AI shaping Future of Workforce

The potential for AI to underpin and grow the world of work is unbounded. AI’s advances and impact on society cannot be stopped. While AI should not be hyped, it should never be underestimated. It plays an essential role in matching skills to employer, capital to investor and consumer to supplier. Growth in AI brings a digital value chain and commoditisation and automation of tasks – but comes with warnings.

According to Gartner by 2026, over 100 million people will engage with AI to contribute to enterprise work. By 2033, AI solutions, introduced to augment or autonomously deliver tasks, activities or jobs, will result in over half a billion net new human jobs. The path to AI adoption has been gradual, but now is occurring at a breakneck pace. In fact, ChatGPT set the record in early 2023 for the fastest growing application ever. AI is beginning to display signs of emergent behaviors, or behaviors that are unexpected or unusual.

AI is already displaying signs of agency or the capacity to act in a certain context. We are beginning to trust AI to make decisions for us, in an autonomous way. We should assess new advances in AI as actions that influence our environments and actions, not just processes and systems. We should embrace advances in AI, such as ChatGPT, and take a proactionary approach.

Through 2026, despite all the advances in AI, the global job impact will be neutral — there will not be a net decrease or increase. This is primarily due to enterprise adoption lags, implementation times and learning curves. We need address fears of potential job losses incurred from AI technology advances by emphasizing the goal of AI is to augment human capability, not replace it.

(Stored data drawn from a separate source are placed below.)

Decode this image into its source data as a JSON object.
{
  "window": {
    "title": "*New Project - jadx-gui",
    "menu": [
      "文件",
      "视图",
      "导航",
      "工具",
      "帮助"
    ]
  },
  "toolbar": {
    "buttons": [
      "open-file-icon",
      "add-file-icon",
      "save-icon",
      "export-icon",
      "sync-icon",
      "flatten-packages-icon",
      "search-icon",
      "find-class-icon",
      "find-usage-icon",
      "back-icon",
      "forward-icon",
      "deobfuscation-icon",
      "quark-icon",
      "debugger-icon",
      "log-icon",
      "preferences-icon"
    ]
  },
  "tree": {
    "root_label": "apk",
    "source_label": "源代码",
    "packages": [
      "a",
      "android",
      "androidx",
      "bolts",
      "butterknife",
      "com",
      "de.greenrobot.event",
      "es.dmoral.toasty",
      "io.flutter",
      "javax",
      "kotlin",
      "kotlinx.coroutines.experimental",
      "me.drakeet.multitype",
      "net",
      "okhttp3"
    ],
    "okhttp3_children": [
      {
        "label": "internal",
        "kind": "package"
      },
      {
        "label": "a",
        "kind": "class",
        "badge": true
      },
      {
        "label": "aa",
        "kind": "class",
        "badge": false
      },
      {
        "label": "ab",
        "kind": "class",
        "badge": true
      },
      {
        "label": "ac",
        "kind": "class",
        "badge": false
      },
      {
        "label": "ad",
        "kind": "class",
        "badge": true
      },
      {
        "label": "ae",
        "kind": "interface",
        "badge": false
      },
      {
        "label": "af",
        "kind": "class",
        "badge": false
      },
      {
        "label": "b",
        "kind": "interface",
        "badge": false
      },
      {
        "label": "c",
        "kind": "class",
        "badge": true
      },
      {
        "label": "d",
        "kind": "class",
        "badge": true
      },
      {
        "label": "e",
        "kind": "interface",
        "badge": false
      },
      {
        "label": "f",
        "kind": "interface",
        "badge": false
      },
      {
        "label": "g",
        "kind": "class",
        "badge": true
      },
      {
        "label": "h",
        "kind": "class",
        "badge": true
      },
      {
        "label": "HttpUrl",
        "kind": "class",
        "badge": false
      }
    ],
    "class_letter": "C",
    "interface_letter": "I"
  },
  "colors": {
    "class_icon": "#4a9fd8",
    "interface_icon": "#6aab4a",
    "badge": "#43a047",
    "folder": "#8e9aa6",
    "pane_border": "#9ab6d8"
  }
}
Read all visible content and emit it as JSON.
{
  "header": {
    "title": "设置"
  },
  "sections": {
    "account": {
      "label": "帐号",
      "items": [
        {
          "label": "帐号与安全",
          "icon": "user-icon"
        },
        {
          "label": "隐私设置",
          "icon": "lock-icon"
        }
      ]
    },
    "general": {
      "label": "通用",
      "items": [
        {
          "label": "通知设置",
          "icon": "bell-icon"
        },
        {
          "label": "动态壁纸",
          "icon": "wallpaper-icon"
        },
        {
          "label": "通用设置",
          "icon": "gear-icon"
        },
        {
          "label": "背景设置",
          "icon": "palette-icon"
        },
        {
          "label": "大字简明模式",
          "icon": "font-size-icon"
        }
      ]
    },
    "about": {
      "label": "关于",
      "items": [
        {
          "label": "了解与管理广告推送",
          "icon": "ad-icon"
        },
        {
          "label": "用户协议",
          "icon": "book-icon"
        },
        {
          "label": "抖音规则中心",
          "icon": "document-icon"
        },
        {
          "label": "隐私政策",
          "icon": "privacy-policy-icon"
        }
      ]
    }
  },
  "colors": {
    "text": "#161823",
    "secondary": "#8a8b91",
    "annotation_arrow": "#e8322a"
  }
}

AI will continue to innovate, sometimes at a breakneck pace, making it challenging to control. Fundamental progress in AI combined with responsible and ethical use of AI will create a thriving marketplace.

And with AI pervasiveness comes vulnerability to cyber-attacks or wide-scale manipulation. We cannot foresee all consequences. We can learn only through development, experience and acceptance of making mistakes. We should work on cutting-edge use cases and AI governance simultaneously. Be aware of the risks that come with deploying advanced AI.